Incomplete Designs
Many legal rules are designed to address the imperfections of real-world institutions. Rules of justiciability and deference, statutes setting administrative deadlines, multinational treaties that protect foreign nationals—all are designed, at least to a degree, to minimize and correct the limitations of courts, agencies, and self-interested states at making the decisions the law requires of them.
But these and countless other efforts at institutional design are subject to a subtle yet pervasive problem. Rules intended to reallocate or restructure institutional authority typically cannot be made without further decisions of their own—to fill in details, to develop supporting structures, or to apply rules in individual cases. There is no assurance that an institution will be capable of making those decisions any more competently than it makes those decisions that the design is intended to improve. And the risk—indeed, the inevitability— that institutions will often make such decisions poorly has in practice undermined or negated the effectiveness of many proposed institutional reforms.

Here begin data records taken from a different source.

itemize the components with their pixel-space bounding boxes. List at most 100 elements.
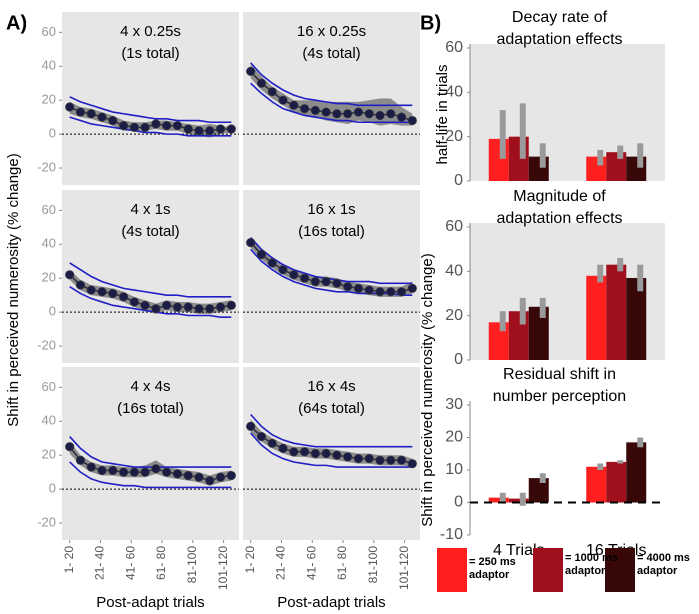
fit-curve: [69, 285, 232, 319]
bar: [626, 442, 647, 503]
bar: [586, 466, 607, 503]
data-point: [140, 300, 150, 310]
data-point: [310, 448, 320, 459]
data-point: [194, 304, 204, 314]
data-point: [386, 287, 396, 297]
error-bar: [597, 149, 604, 166]
x-tick-label: 61- 80: [154, 546, 168, 580]
data-point: [129, 467, 139, 477]
x-tick-label: 41- 60: [123, 546, 137, 580]
data-line: [250, 70, 413, 122]
data-point: [129, 297, 139, 307]
data-point: [172, 302, 183, 312]
y-tick-label: 20: [42, 447, 56, 462]
y-tick-label: -10: [440, 526, 463, 543]
subplot-title: (1s total): [121, 45, 179, 62]
y-tick-label: 40: [445, 263, 463, 280]
y-tick-label: 60: [42, 202, 56, 217]
error-bar: [539, 297, 546, 318]
error-bar: [637, 437, 644, 448]
data-point: [289, 100, 299, 110]
x-tick-label: 21- 40: [274, 546, 288, 580]
data-point: [118, 292, 129, 302]
y-tick-label: 40: [42, 58, 56, 73]
y-axis-title: Shift in perceived numerosity (% change): [419, 253, 436, 526]
data-point: [194, 472, 204, 482]
chart-title: Magnitude of: [513, 188, 606, 205]
data-point: [183, 124, 193, 134]
data-point: [278, 443, 288, 454]
y-tick-label: 0: [454, 494, 463, 511]
x-tick-label: 101-120: [397, 546, 411, 590]
y-tick-label: 20: [445, 128, 463, 145]
data-point: [172, 121, 183, 131]
data-point: [289, 447, 299, 457]
x-tick-label: 4 Trials: [493, 542, 545, 559]
error-bar: [539, 143, 546, 168]
legend-swatch: [437, 548, 467, 592]
data-point: [226, 470, 236, 481]
data-point: [256, 78, 267, 88]
data-point: [396, 112, 407, 122]
data-point: [129, 122, 139, 132]
error-bar: [597, 264, 604, 283]
fit-curve: [69, 262, 232, 298]
error-bar: [617, 258, 624, 272]
data-point: [75, 455, 86, 465]
data-point: [386, 455, 396, 465]
data-point: [75, 280, 86, 290]
data-point: [267, 258, 277, 268]
data-point: [375, 110, 385, 121]
legend-label: = 1000 ms adaptor: [565, 552, 618, 577]
fit-curve: [69, 461, 232, 489]
error-bar: [519, 297, 526, 325]
data-point: [86, 109, 96, 119]
bar: [626, 277, 647, 360]
data-point: [353, 107, 364, 117]
data-point: [226, 300, 236, 310]
data-point: [407, 283, 417, 293]
data-point: [118, 121, 129, 131]
plot-background: [243, 190, 420, 363]
error-bar: [597, 463, 604, 470]
data-point: [246, 421, 256, 431]
panel-label: B): [420, 12, 441, 34]
data-line: [250, 242, 413, 293]
error-bar: [539, 473, 546, 483]
y-tick-label: 0: [49, 126, 56, 141]
data-point: [343, 109, 353, 119]
data-point: [162, 300, 172, 310]
x-axis-title: Post-adapt trials: [277, 594, 385, 611]
error-bar: [617, 145, 624, 159]
fit-curve: [250, 82, 413, 124]
data-point: [353, 453, 364, 464]
data-point: [183, 470, 193, 481]
x-tick-label: 81-100: [185, 546, 199, 584]
y-tick-label: 0: [454, 172, 463, 189]
data-point: [194, 126, 204, 136]
data-point: [267, 87, 277, 97]
y-tick-label: 40: [42, 236, 56, 251]
panel-label: A): [6, 12, 27, 34]
data-point: [205, 126, 215, 136]
plot-background: [62, 367, 239, 540]
x-tick-label: 21- 40: [93, 546, 107, 580]
y-tick-label: 30: [445, 396, 463, 413]
data-point: [321, 276, 331, 287]
legend-swatch: [605, 548, 635, 592]
data-line: [69, 106, 232, 132]
data-point: [289, 270, 299, 280]
subplot-title: 4 x 4s: [130, 378, 170, 395]
data-point: [86, 285, 96, 295]
y-axis-title: Shift in perceived numerosity (% change): [5, 153, 22, 426]
error-bar: [519, 103, 526, 159]
data-point: [375, 455, 385, 465]
data-point: [310, 105, 320, 115]
subplot-title: (16s total): [298, 223, 365, 240]
data-point: [86, 462, 96, 472]
data-point: [97, 112, 107, 122]
chart-title: number perception: [493, 388, 626, 405]
data-point: [183, 302, 193, 312]
data-point: [97, 465, 107, 476]
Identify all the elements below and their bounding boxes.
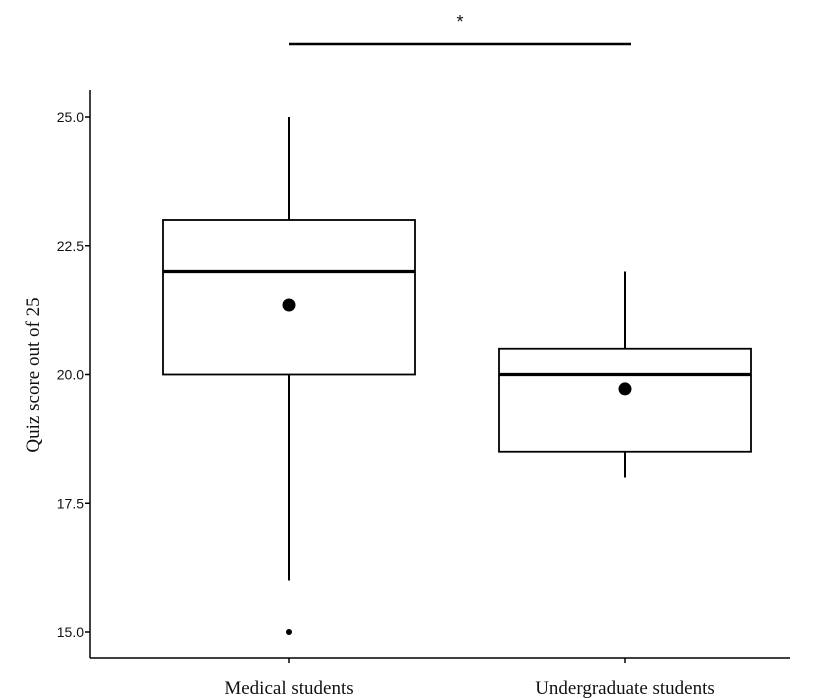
y-tick-label: 22.5 [57, 238, 84, 254]
x-ticks: Medical students Undergraduate students [224, 658, 715, 699]
mean-point [282, 298, 296, 312]
mean-point [618, 382, 632, 396]
y-tick-label: 17.5 [57, 495, 84, 511]
axes: 15.0 17.5 20.0 22.5 25.0 Medical students Und… [23, 90, 790, 699]
box-group [498, 271, 752, 478]
x-tick-label: Medical students [224, 678, 353, 699]
box [162, 219, 416, 376]
box [498, 347, 752, 453]
y-tick-label: 15.0 [57, 624, 84, 640]
x-tick-label: Undergraduate students [535, 678, 715, 699]
y-axis-title: Quiz score out of 25 [23, 297, 44, 452]
significance-label: * [456, 12, 463, 32]
y-tick-label: 25.0 [57, 109, 84, 125]
significance-annotation: * [289, 12, 631, 46]
outlier-point [286, 629, 292, 635]
boxes [162, 117, 752, 635]
box-group [162, 117, 416, 635]
y-tick-label: 20.0 [57, 367, 84, 383]
y-ticks: 15.0 17.5 20.0 22.5 25.0 [57, 109, 90, 640]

This Article explores this critical but underrecognized characteristic of institutional design, which it calls “incompleteness.” It details a number of real-world and academic designs in which incompleteness has generated significant or fatal problems that might have been avoided if this feature had been identified at the outset. It describes the unique problems presented by delegating institutional decisions to downstream actors, from circularity to imperfect veils of ignorance to entrenchment to system effects. And it develops the rudiments of a toolkit that might be used to engage in more complete and effective institutional design in the future.